Stuffing my backpack with media equipment – audio recorder, video recorder, my Sony Alpha 390 DSLR camera, laptop, emergency light and writing pads—I began my research journey on Monday, June 15, 2015. Crisscrossing the undulating Lagos terrain and the hilly landscape of Oyo state, I followed filmmakers around from one location to another—most times, frustrated from aborted schedule plans, and at other times, famished from waiting endlessly beyond schedule. I gradually became aware of how the gigantic film industry work; traveling almost every day, I learned more about the nation in commercial buses and taxis through various gossips and political discussions around the new government that was just formed, the president, and other aprocos about popular individuals that were indicted by the Nigerian Economic Financial Crime Commission (EFCC).
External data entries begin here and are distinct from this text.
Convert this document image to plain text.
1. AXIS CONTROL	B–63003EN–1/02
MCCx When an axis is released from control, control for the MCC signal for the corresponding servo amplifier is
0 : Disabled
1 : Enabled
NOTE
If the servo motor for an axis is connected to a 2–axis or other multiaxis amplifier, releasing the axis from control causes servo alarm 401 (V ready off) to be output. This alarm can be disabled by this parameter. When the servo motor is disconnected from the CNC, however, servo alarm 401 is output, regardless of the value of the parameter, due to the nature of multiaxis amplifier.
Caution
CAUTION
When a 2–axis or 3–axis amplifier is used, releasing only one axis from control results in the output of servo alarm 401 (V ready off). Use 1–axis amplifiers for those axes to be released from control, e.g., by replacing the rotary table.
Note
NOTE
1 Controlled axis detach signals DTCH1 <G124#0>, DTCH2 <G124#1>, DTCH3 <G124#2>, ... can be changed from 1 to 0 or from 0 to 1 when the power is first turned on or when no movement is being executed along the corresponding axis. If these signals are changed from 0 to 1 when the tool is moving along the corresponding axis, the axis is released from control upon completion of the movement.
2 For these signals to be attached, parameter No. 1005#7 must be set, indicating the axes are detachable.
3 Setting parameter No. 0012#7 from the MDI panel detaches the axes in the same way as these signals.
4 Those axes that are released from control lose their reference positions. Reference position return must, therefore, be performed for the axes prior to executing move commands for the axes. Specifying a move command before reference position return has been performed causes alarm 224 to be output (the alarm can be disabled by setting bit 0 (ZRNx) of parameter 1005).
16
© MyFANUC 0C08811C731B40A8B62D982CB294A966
My experience with the Nigerian film industry first hand contrasted sharply with the glamorous life the Nollywood stars displayed on social media sites. Meeting them personally introduced me to their world and the reality of their hyped status. I realized that the social media sustained their dreams and not the reality of their living conditions, especially actors and actresses from the Yoruba language genre who relied more on the goodwill of their patrons for sustenance. More than I had anticipated, I realized that film making in Nigeria, especially for upcoming artistes and filmmakers, is very daunting and not so lucrative. Film marketers and pirates appropriate the larger chunk of the gain. In most of the film locations that I visited, there were no proper planning – time, logistics and equipment. Imagine having to wait for an actor for more than 5 hours before he sauntered in without any apology! What you cannot take away from the industry though, is a mixture of joke and sweat from the crew members as they set up equipment in the blazing tropical sun, which altogether, set their spirits sailing while working uncompensated. The conviviality, audience supports, and the desire to ‘make it,’ form the actual spirit behind Nollywood and its accentuated glory. Oh Nollywood! I promise to see you next summer, but not without my helmet, in case I’ll still ride on those frenzied ọ̀kadà.